10/10/2022

Destaques da atuação da Autoridade Nacional de Proteção de Dados Pessoais em 2022

A Autoridade Nacional de Proteção de Dados Pessoais (“ANPD”) é o órgão da administração pública responsável por zelar, implementar e fiscalizar o cumprimento da Lei Geral de Proteção de Dados Pessoais (“LGPD”), em todo o território nacional.

A Medida Provisória n. 1.124 de 13 de junho de 2022 alterou a sua estrutura e a tornou autarquia de natureza especial e transformou cargos em comissão. As atribuições da ANPD estão previstas no artigo 55-J da LGPD e não sofreram modificação.

Aqui pretende-se destacar as principais iniciativas da ANPD no ano de 2022, até então.

No dia 28 de janeiro de 2022 foi publicada a Resolução CD ANPD n. 2, de 27 de janeiro de 2022, regulamentando a aplicação da LGPD aos agentes de tratamento de pequeno porte, como determina o inciso XVIII do artigo 55-J da lei.

Considerando a crise econômica vivenciada por diversos setores da economia e a necessidade de adequação das práticas das organizações ao novo contexto de privacidade e proteção de dados pessoais, a regulação da aplicação da lei aos agentes de pequeno porte se tornou ainda mais urgente.

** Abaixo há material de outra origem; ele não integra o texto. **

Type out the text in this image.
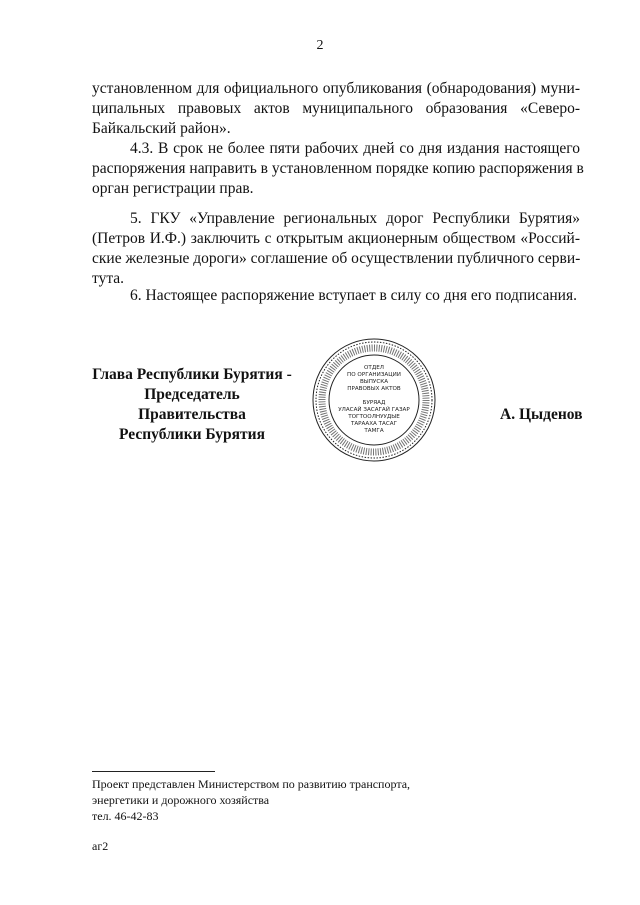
2
установленном для официального опубликования (обнародования) муни-
ципальных правовых актов муниципального образования «Северо-
Байкальский район».
4.3. В срок не более пяти рабочих дней со дня издания настоящего
распоряжения направить в установленном порядке копию распоряжения в
орган регистрации прав.
5. ГКУ «Управление региональных дорог Республики Бурятия»
(Петров И.Ф.) заключить с открытым акционерным обществом «Россий-
ские железные дороги» соглашение об осуществлении публичного серви-
тута.
6. Настоящее распоряжение вступает в силу со дня его подписания.
Глава Республики Бурятия -
Председатель Правительства
Республики Бурятия
ОТДЕЛ
ПО ОРГАНИЗАЦИИ
ВЫПУСКА
ПРАВОВЫХ АКТОВ
БУРЯАД
УЛАСАЙ ЗАСАГАЙ ГАЗАР
ТОГТООЛНУУДЫЕ
ТАРААХА ТАСАГ
ТАМГА
А. Цыденов
Проект представлен Министерством по развитию транспорта,
энергетики и дорожного хозяйства
тел. 46-42-83
аг2
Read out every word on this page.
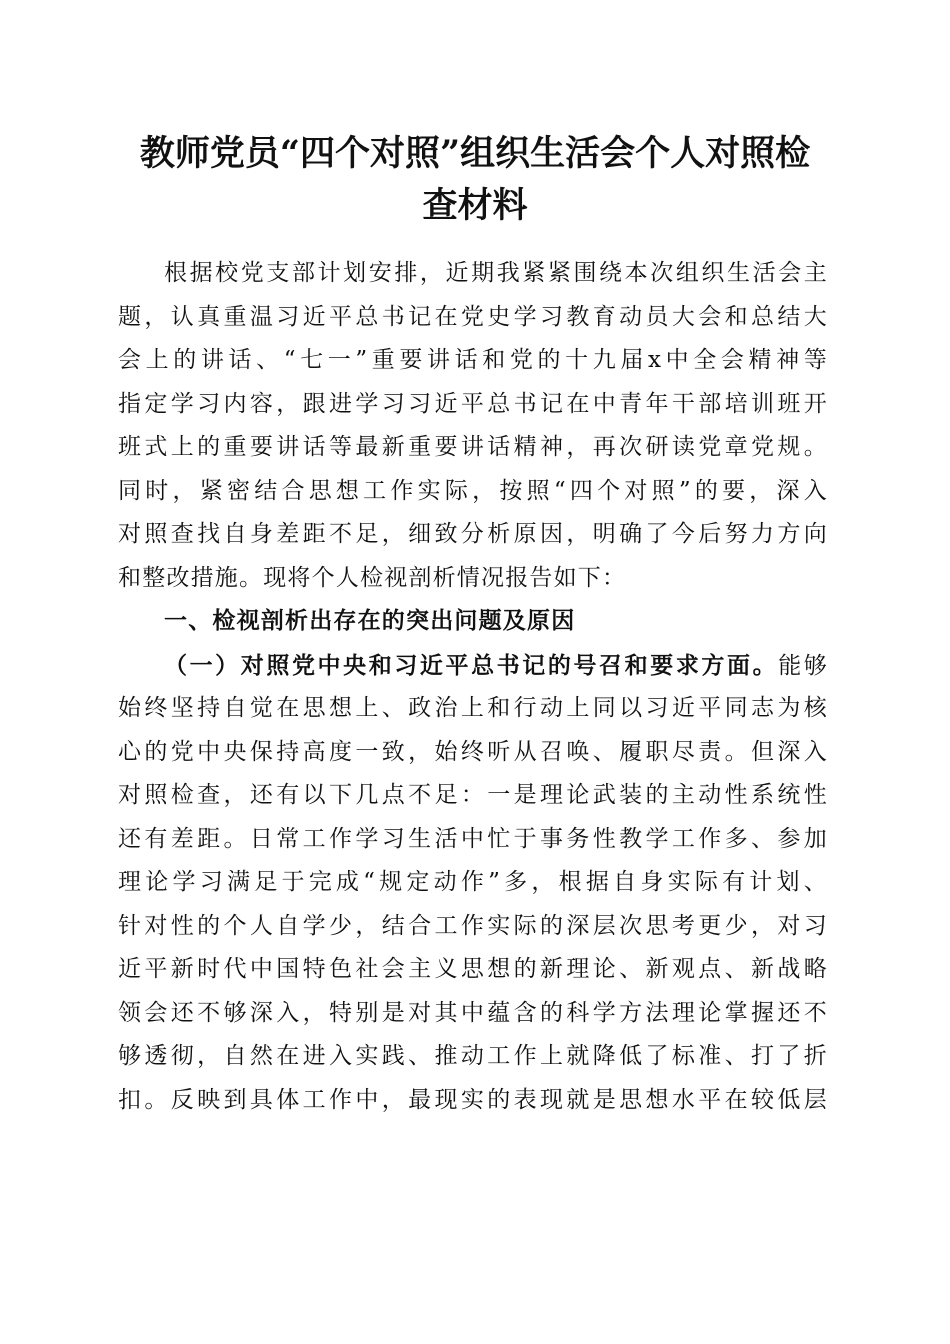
教师党员“四个对照”组织生活会个人对照检
查材料
根据校党支部计划安排，近期我紧紧围绕本次组织生活会主
题，认真重温习近平总书记在党史学习教育动员大会和总结大
会上的讲话、“七一”重要讲话和党的十九届x中全会精神等
指定学习内容，跟进学习习近平总书记在中青年干部培训班开
班式上的重要讲话等最新重要讲话精神，再次研读党章党规。
同时，紧密结合思想工作实际，按照“四个对照”的要，深入
对照查找自身差距不足，细致分析原因，明确了今后努力方向
和整改措施。现将个人检视剖析情况报告如下：
一、检视剖析出存在的突出问题及原因
（一）对照党中央和习近平总书记的号召和要求方面。能够
始终坚持自觉在思想上、政治上和行动上同以习近平同志为核
心的党中央保持高度一致，始终听从召唤、履职尽责。但深入
对照检查，还有以下几点不足：一是理论武装的主动性系统性
还有差距。日常工作学习生活中忙于事务性教学工作多、参加
理论学习满足于完成“规定动作”多，根据自身实际有计划、
针对性的个人自学少，结合工作实际的深层次思考更少，对习
近平新时代中国特色社会主义思想的新理论、新观点、新战略
领会还不够深入，特别是对其中蕴含的科学方法理论掌握还不
够透彻，自然在进入实践、推动工作上就降低了标准、打了折
扣。反映到具体工作中，最现实的表现就是思想水平在较低层
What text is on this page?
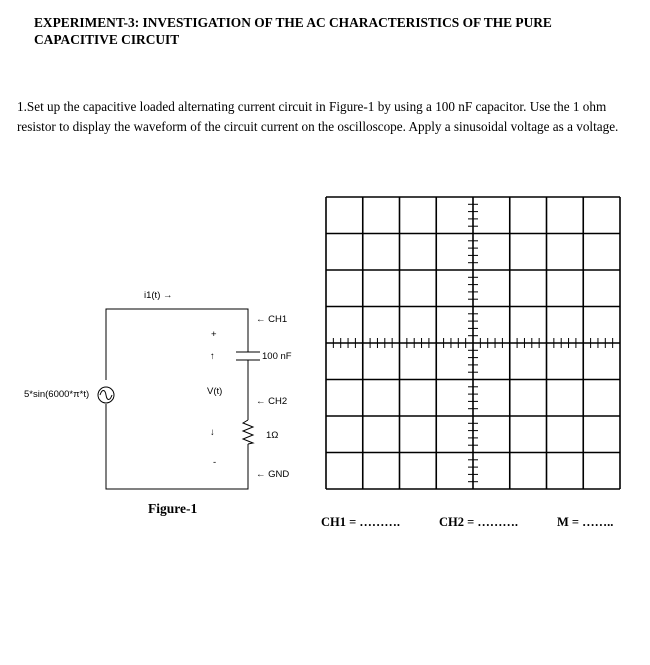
EXPERIMENT-3: INVESTIGATION OF THE AC CHARACTERISTICS OF THE PURE CAPACITIVE CIRCUIT
1.Set up the capacitive loaded alternating current circuit in Figure-1 by using a 100 nF capacitor. Use the 1 ohm resistor to display the waveform of the circuit current on the oscilloscope. Apply a sinusoidal voltage as a voltage.
i1(t) →
5*sin(6000*π*t)
+
↑
V(t)
↓
-
← CH1
100 nF
← CH2
1Ω
← GND
Figure-1
CH1 = ……….	CH2 = ……….	M = ……..
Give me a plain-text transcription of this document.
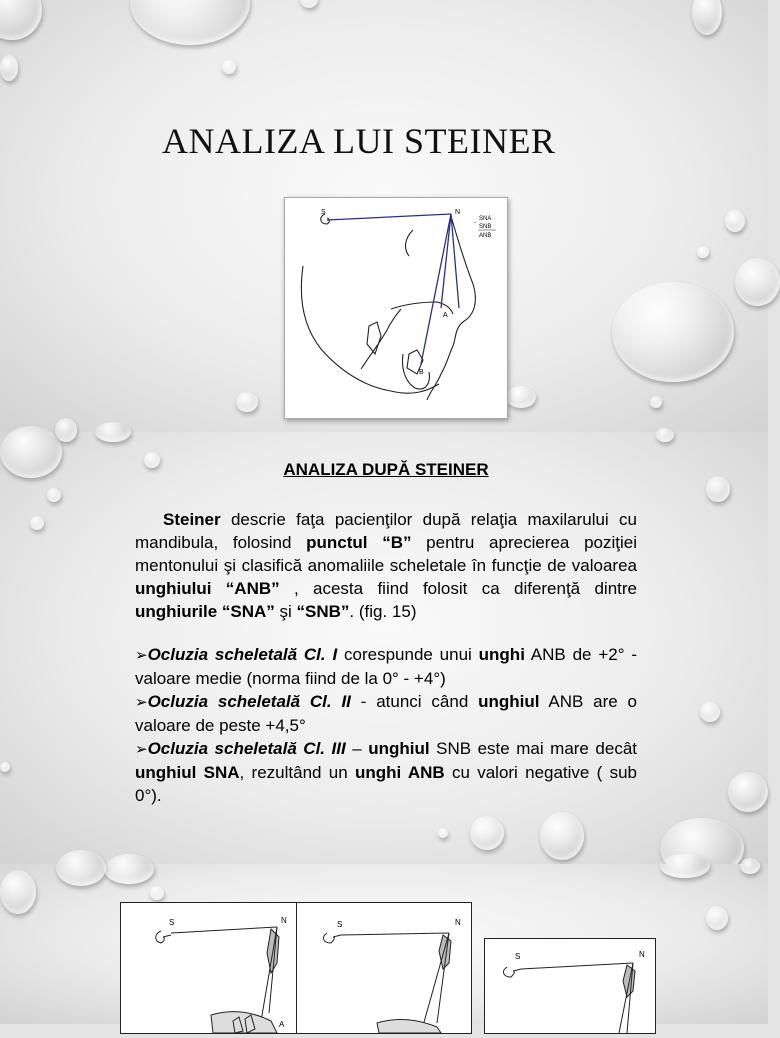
ANALIZA LUI STEINER
S	N
A
B
-
SNA
SNB
ANB

ANALIZA DUPĂ STEINER

Steiner descrie faţa pacienţilor după relaţia maxilarului cu mandibula, folosind punctul “B” pentru aprecierea poziţiei mentonului şi clasifică anomaliile scheletale în funcţie de valoarea unghiului “ANB” , acesta fiind folosit ca diferenţă dintre unghiurile “SNA” şi “SNB”. (fig. 15)

➢Ocluzia scheletală Cl. I corespunde unui unghi ANB de +2° - valoare medie (norma fiind de la 0° - +4°)
➢Ocluzia scheletală Cl. II - atunci când unghiul ANB are o valoare de peste +4,5°
➢Ocluzia scheletală Cl. III – unghiul SNB este mai mare decât unghiul SNA, rezultând un unghi ANB cu valori negative ( sub 0°).
S	N
A
S	N
S	N
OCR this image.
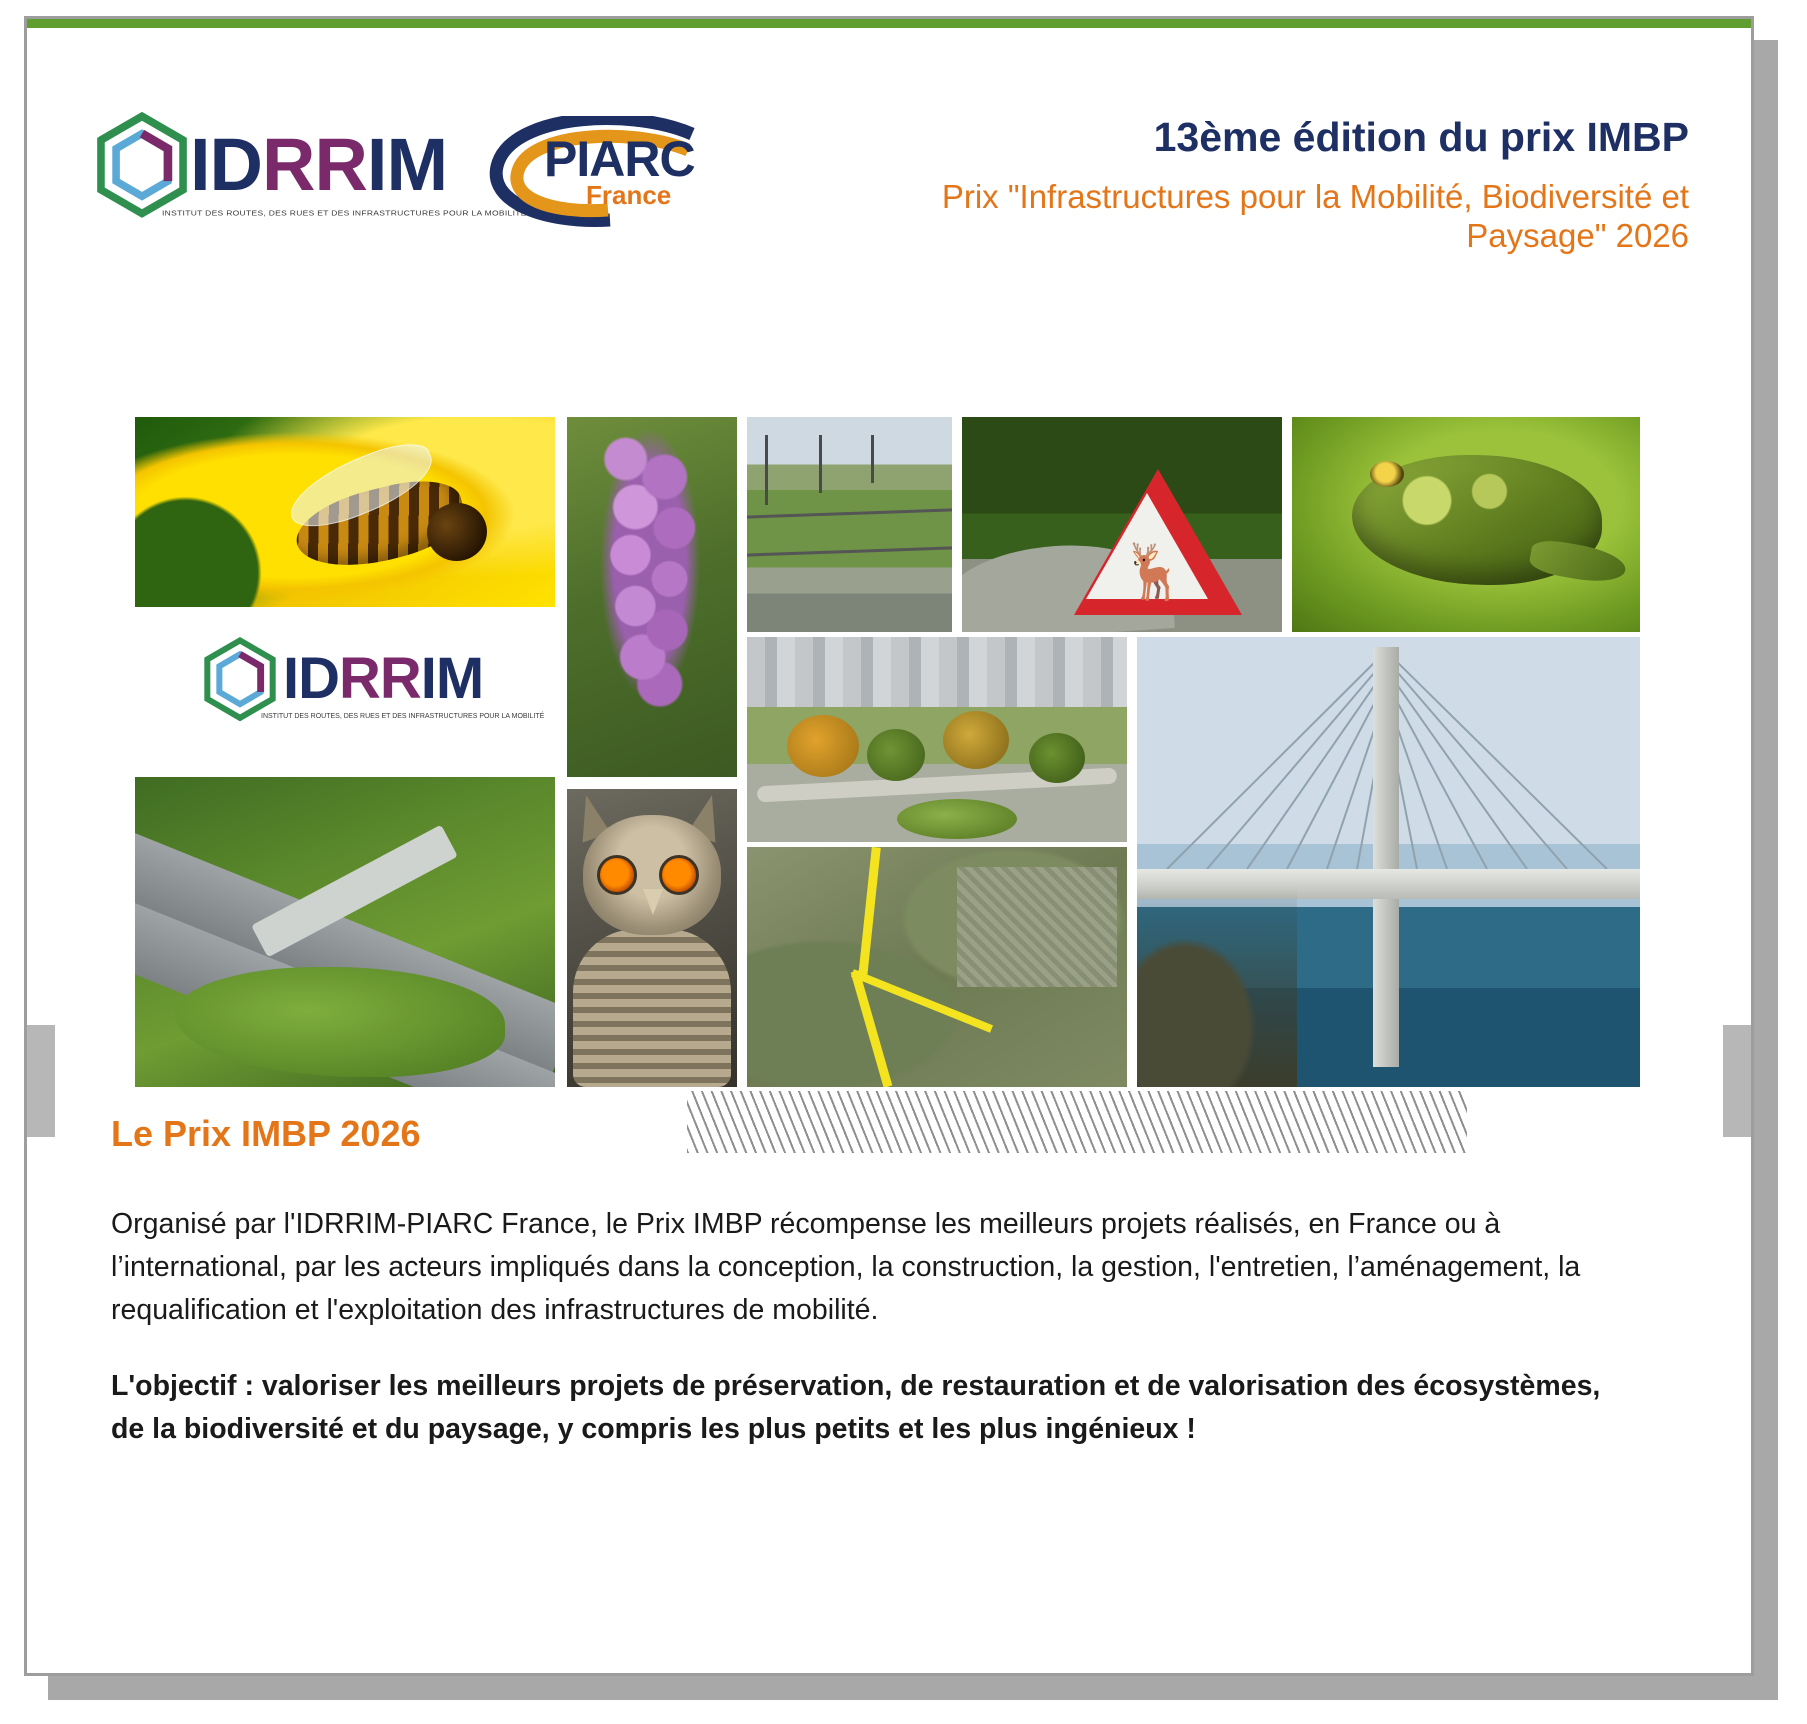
IDRRIM
INSTITUT DES ROUTES, DES RUES ET DES INFRASTRUCTURES POUR LA MOBILITÉ
PIARC
France
13ème édition du prix IMBP
Prix "Infrastructures pour la Mobilité, Biodiversité et Paysage" 2026
🦌
IDRRIM
INSTITUT DES ROUTES, DES RUES ET DES INFRASTRUCTURES POUR LA MOBILITÉ
Le Prix IMBP 2026

Organisé par l'IDRRIM-PIARC France, le Prix IMBP récompense les meilleurs projets réalisés, en France ou à l’international, par les acteurs impliqués dans la conception, la construction, la gestion, l'entretien, l’aménagement, la requalification et l'exploitation des infrastructures de mobilité.

L'objectif : valoriser les meilleurs projets de préservation, de restauration et de valorisation des écosystèmes, de la biodiversité et du paysage, y compris les plus petits et les plus ingénieux !
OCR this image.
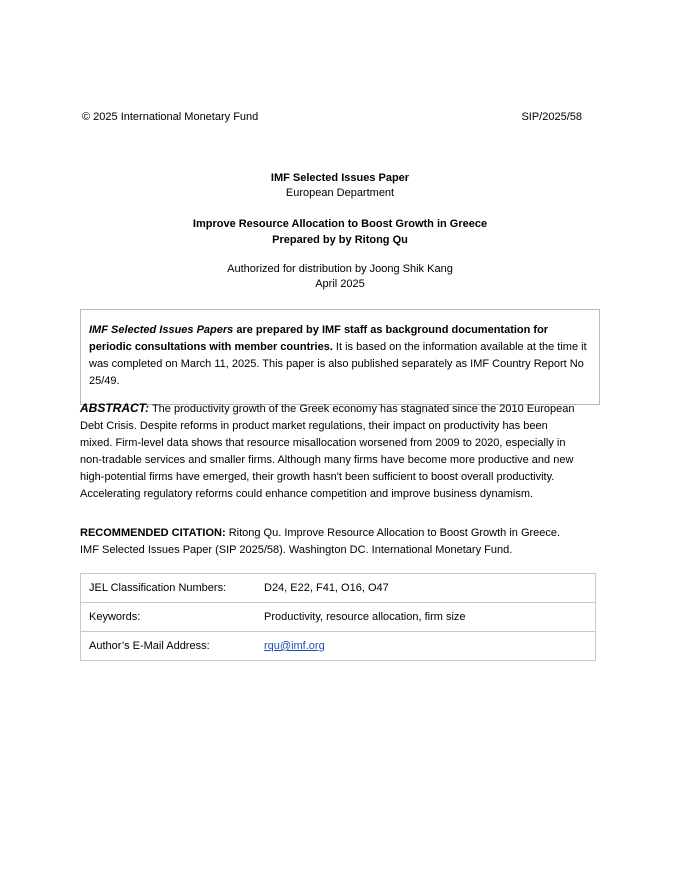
© 2025 International Monetary Fund	SIP/2025/58
IMF Selected Issues Paper
European Department
Improve Resource Allocation to Boost Growth in Greece
Prepared by by Ritong Qu
Authorized for distribution by Joong Shik Kang
April 2025
IMF Selected Issues Papers are prepared by IMF staff as background documentation for periodic consultations with member countries. It is based on the information available at the time it was completed on March 11, 2025. This paper is also published separately as IMF Country Report No 25/49.
ABSTRACT: The productivity growth of the Greek economy has stagnated since the 2010 European Debt Crisis. Despite reforms in product market regulations, their impact on productivity has been mixed. Firm-level data shows that resource misallocation worsened from 2009 to 2020, especially in non-tradable services and smaller firms. Although many firms have become more productive and new high-potential firms have emerged, their growth hasn't been sufficient to boost overall productivity. Accelerating regulatory reforms could enhance competition and improve business dynamism.
RECOMMENDED CITATION: Ritong Qu. Improve Resource Allocation to Boost Growth in Greece. IMF Selected Issues Paper (SIP 2025/58). Washington DC. International Monetary Fund.
JEL Classification Numbers:	D24, E22, F41, O16, O47
Keywords:	Productivity, resource allocation, firm size
Author’s E-Mail Address:	rqu@imf.org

Diante disso, no início do ano de 2022, a ANPD regulamentou o tema, tornando mais segura e viável a adequação dos “agentes de pequeno porte”, uma vez que trouxe esclarecimentos sobre questionamentos que estavam surgindo neste cenário.

O Regulamento define quais são os requisitos para que as empresas se enquadrem no conceito de “agentes de pequeno porte” e determina os critérios que devem ser utilizados para exclusão da aplicação do regime previsto na Resolução para algumas empresas que se enquadram na definição, mas que realizam atividades de tratamento de alto risco, por exemplo (artigos 2º, 3º e 4º da Resolução).

Um ponto de destaque da Resolução é a dispensa de indicação da figura do Encarregado de Proteção de Dados Pessoais, sendo suficiente a criação de um canal de comunicação com o titular dos dados.

Outros pontos importantes foram a possibilidade de estabelecer política simplificada de segurança da informação e a concessão de prazo em dobro no atendimento das solicitações dos titulares dos dados e na comunicação à ANPD e ao titular sobre a ocorrência de incidente de segurança (artigos 13 e 14).

No dia 28 de janeiro também foi publicado o “Guia Orientativo – Tratamento de Dados Pessoais pelo Poder Público”, com o intuito de sanar os questionamentos que surgem sobre a aplicação da LGPD no âmbito público, tendo em vista as diversas peculiaridades deste contexto.

O Guia baseou-se nos questionamentos que foram encaminhados à ANPD sobre o assunto, destacando os seguintes: (i) o âmbito de incidência da LGPD e a aplicação de seus conceitos básicos ao setor público; (ii) a adequada interpretação das bases legais que autorizam o tratamento de dados pessoais; (iii) os requisitos e as formalidades a serem observados nas hipóteses de uso compartilhado de dados pessoais; e (iv) a relação entre as normas de proteção de dados pessoais e o acesso à informação pública.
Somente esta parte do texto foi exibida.